Storytelling as Survival: The titular The Blind Assassin novel within the book mirrors the characters’ realities, emphasizing storytelling’s role in coping with trauma and reclaiming agency.
Femininity and Sacrifice: The story portrays the sacrifices women make, whether for love, family, or survival, questioning the costs of such choices and societal expectations.
Writing Style and Tone
Margaret Atwood’s writing style in The Blind Assassin is layered and intricate, weaving multiple timelines, narrative voices, and genres seamlessly. The prose shifts between Iris’s reflective, often acerbic tone in her memoir-like chapters and the lyrical, surreal quality of the science fiction story embedded within the novel. Atwood uses rich metaphors and symbolism, drawing on myth and history to deepen the narrative’s complexity.
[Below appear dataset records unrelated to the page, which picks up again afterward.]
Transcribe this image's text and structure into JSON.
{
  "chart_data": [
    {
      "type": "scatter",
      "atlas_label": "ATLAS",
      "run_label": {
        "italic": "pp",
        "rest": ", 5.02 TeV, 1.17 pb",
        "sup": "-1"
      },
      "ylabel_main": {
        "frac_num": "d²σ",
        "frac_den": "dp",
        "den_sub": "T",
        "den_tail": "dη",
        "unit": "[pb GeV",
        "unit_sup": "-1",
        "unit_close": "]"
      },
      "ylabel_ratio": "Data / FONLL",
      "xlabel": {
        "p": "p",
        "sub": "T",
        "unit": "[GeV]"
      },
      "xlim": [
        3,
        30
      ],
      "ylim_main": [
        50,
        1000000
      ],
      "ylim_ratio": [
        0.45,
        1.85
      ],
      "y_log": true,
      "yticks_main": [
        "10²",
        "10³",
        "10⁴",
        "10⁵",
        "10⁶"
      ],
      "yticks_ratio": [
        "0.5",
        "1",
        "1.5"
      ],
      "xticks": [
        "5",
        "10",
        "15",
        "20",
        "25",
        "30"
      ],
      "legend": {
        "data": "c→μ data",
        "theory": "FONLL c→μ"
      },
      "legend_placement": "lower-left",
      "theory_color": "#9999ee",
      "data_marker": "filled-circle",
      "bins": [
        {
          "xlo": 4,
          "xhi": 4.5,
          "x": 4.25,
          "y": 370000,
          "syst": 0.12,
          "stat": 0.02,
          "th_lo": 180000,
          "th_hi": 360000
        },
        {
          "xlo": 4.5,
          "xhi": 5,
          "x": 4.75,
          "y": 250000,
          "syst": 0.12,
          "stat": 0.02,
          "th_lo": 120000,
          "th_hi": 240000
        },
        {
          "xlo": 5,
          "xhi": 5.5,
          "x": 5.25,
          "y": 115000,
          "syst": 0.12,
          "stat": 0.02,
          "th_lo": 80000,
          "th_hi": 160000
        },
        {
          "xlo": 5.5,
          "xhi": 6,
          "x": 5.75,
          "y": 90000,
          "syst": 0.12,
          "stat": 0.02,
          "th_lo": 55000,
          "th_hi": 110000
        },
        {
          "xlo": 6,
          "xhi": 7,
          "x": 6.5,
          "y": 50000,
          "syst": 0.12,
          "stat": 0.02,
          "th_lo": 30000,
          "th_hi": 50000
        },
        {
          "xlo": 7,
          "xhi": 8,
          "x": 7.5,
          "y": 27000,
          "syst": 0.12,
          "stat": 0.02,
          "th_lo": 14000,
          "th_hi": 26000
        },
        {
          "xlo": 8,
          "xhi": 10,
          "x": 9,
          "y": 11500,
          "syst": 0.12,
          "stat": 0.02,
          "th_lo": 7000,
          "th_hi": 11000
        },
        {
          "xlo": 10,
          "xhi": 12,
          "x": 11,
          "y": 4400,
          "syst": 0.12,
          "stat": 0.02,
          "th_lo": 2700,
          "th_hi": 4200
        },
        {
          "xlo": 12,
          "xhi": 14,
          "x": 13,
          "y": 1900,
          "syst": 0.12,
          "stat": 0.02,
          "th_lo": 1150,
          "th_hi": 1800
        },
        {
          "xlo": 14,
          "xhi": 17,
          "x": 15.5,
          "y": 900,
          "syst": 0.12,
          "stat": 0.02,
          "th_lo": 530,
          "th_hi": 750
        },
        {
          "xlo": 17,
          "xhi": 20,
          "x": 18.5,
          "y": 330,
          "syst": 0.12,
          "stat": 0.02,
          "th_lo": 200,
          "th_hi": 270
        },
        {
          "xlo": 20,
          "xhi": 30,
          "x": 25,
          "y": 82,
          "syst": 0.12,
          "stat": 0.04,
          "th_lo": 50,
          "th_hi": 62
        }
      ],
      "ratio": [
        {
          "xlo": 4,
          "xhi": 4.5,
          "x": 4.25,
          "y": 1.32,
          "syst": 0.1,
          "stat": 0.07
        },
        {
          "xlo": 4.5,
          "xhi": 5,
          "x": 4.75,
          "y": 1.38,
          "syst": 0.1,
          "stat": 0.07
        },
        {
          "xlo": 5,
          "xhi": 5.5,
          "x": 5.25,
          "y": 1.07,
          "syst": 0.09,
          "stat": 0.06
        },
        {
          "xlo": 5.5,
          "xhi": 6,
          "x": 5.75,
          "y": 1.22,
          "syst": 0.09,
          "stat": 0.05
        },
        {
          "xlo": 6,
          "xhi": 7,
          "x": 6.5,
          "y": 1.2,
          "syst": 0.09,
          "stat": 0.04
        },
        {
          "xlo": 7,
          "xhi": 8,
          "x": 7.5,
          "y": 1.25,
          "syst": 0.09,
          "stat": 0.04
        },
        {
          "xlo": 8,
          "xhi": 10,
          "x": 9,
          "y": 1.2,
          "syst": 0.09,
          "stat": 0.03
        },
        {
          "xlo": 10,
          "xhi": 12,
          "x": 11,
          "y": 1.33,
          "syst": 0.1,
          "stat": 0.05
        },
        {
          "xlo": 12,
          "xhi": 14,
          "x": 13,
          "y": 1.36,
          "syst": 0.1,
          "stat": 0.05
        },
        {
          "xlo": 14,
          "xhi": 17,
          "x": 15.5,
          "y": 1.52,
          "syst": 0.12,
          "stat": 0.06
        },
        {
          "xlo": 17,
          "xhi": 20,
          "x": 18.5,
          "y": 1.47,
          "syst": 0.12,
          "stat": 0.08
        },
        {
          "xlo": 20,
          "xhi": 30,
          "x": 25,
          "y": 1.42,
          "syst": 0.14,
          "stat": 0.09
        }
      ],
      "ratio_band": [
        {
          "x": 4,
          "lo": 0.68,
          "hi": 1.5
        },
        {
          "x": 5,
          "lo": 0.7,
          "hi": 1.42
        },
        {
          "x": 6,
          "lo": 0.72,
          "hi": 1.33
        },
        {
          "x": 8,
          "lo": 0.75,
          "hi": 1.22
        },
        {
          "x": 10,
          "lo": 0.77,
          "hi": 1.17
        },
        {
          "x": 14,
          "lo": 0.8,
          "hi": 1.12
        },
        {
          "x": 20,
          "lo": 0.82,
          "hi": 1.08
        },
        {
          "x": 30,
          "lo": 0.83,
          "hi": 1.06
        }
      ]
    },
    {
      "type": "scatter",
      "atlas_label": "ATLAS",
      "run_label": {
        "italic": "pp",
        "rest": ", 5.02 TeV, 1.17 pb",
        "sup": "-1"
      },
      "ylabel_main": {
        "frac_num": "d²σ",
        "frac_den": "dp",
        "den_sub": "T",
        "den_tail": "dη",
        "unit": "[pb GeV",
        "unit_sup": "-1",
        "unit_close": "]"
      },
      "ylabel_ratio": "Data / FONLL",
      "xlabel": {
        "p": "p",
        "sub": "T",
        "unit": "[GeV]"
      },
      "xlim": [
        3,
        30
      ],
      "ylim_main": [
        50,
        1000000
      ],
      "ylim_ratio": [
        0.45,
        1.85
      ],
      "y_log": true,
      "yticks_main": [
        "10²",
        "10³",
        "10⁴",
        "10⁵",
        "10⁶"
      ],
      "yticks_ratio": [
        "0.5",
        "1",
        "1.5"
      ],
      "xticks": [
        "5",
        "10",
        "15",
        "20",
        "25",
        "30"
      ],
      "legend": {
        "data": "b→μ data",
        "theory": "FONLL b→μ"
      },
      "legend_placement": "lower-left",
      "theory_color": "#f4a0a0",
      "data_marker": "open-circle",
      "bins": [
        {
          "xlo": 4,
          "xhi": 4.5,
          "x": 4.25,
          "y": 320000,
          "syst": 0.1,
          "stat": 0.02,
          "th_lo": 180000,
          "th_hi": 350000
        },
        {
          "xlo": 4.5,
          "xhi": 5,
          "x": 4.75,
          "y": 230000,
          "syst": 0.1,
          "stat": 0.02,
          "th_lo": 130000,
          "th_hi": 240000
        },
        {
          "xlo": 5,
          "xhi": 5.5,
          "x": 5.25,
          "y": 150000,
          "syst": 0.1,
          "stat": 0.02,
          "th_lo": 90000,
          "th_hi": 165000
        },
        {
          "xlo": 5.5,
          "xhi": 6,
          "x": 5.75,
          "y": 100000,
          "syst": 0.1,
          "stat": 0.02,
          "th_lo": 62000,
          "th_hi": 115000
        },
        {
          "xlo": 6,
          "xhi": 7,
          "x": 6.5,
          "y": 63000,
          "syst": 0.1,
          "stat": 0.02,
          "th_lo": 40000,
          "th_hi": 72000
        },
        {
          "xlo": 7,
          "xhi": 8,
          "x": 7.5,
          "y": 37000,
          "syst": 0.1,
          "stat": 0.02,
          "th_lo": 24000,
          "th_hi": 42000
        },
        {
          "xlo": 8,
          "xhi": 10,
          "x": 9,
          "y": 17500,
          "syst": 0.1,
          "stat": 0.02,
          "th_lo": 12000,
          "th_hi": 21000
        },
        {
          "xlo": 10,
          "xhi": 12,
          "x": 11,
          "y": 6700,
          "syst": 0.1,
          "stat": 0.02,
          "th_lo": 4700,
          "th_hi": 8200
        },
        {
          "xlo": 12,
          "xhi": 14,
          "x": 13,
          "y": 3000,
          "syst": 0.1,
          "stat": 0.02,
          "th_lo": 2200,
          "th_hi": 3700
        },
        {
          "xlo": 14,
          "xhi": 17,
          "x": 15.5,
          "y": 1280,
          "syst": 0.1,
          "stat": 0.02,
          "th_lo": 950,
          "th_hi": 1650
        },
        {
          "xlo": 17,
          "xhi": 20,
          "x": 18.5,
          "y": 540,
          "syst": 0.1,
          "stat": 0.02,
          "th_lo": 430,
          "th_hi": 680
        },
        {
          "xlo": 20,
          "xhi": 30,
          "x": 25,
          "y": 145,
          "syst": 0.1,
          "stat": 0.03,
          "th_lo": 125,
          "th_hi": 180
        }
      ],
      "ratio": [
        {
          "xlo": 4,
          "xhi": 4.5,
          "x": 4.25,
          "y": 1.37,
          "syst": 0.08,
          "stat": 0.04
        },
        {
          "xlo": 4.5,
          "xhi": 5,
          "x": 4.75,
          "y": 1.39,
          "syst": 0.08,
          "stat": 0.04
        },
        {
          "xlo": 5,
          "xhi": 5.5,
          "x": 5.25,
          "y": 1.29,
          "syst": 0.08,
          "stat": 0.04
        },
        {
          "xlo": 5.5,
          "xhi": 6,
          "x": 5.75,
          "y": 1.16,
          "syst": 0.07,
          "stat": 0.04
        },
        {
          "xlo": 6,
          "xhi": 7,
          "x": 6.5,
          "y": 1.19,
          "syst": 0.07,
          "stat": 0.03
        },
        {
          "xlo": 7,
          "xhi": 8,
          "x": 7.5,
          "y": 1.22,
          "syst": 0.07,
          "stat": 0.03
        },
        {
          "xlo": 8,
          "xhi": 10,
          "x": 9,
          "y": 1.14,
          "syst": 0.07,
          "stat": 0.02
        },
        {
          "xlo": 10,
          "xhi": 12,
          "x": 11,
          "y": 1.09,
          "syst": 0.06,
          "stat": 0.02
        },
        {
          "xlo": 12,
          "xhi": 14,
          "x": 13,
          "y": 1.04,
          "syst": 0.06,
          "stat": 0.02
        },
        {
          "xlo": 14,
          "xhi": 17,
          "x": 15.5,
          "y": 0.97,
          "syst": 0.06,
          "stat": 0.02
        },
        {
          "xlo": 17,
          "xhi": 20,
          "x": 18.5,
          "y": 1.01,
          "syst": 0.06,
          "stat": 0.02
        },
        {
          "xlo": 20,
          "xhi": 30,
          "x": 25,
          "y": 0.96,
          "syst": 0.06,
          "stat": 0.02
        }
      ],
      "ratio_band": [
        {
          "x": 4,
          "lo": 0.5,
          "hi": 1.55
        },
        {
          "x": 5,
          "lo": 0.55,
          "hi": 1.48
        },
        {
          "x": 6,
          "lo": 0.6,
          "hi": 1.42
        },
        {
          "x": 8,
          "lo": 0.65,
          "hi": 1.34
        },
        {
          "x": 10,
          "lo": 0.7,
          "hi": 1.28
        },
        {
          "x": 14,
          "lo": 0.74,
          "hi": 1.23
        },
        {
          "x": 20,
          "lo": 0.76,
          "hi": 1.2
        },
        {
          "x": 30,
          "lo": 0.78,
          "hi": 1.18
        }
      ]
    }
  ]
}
The tone is both melancholic and biting, combining the sadness of loss with moments of sharp humor and critique of societal norms. Atwood’s deft use of intertextuality and shifting perspectives creates a mosaic-like structure that invites readers to piece together the truth beneath the layers of fiction and memory.
Quotes
The Blind Assassin – Margaret Atwood (2000) Quotes
“Touch comes before sight, before speech. It is the first language and the last, and it always tells the truth.”
“The best way of keeping a secret is to pretend there isn't one.”
“Women have curious ways of hurting someone else. They hurt themselves instead; or else they do it so the guy doesn't even know he's been hurt until much later. Then he finds out. Then his dick falls off.”
“There were a lot of gods. Gods always come in handy, they justify almost anything.”
“Happiness is a garden walled with glass: there's no way in or out. In Paradise there are no stories, because there are no journeys. It's loss and regret and misery and yearning that drive the story forward, along its twisted road.”
“This is how the girl who couldn't speak and the man who couldn't see fell in love.”
“Was that the beginning, that evening—on the dock of Avilion, with the fireworks dazzling the sky? It's hard to know. Beginnings are sudden, but also insidious. They creep up on you sideways, they keep to the shadows, they lurk unrecognized. Then, later, they spring.”
“ Should is a futile word. It's about what didn't happen. It belongs in a parallel universe. It belongs in another dimension of space.”
“What fabrications they are, mothers. Scarecrows, wax dolls for us to stick pins into, crude diagrams. We deny them an existence of their own, we make them up to suit ourselves -- our own hungers, our own wishes, our own deficiencies.”
“Why is it we want so badly to memorialize ourselves? Even while we're still alive. We wish to assert our existence, like dogs peeing on fire hydrants.”
“Why does the mind do such things? Turn on us, rend us, dig the claws in. If you get hungry enough, they say, you start eating your own heart. Maybe it's much the same.”
“She knows herself to be at the mercy of events, and she knows by now that events have no mercy.”
“I was sand, I was snow—written on, rewritten, smoothed over.”
“I'm not senile," I snapped. "If I burn the house down it will be on purpose.”
“The young habitually mistake lust for love, they're infested with idealism of all kinds.”
“You want the truth, of course. You want me to put two and two together. But two and two doesn’t necessarily get you the truth. Two and two equals a voice outside the window. Two and two equals the wind. The living bird is not its labeled bones.”
“When you're unhinged, things make their way out of you that should be kept inside, and other things get in that ought to be shut out. The locks lose their powers. The guards go to sleep. The passwords fail.”
“But in the end, back she comes. There's no use resisting. She goes to him for amnesia, for oblivion. She renders herself up, is blotted out; enters the darkness of her own body, forgets her name. Immolation is what she wants, however briefly. To exist without boundaries.”
“It wasn't so easy though, ending the war. A war is a huge fire; the ashes from it drift far, and settle slowly.”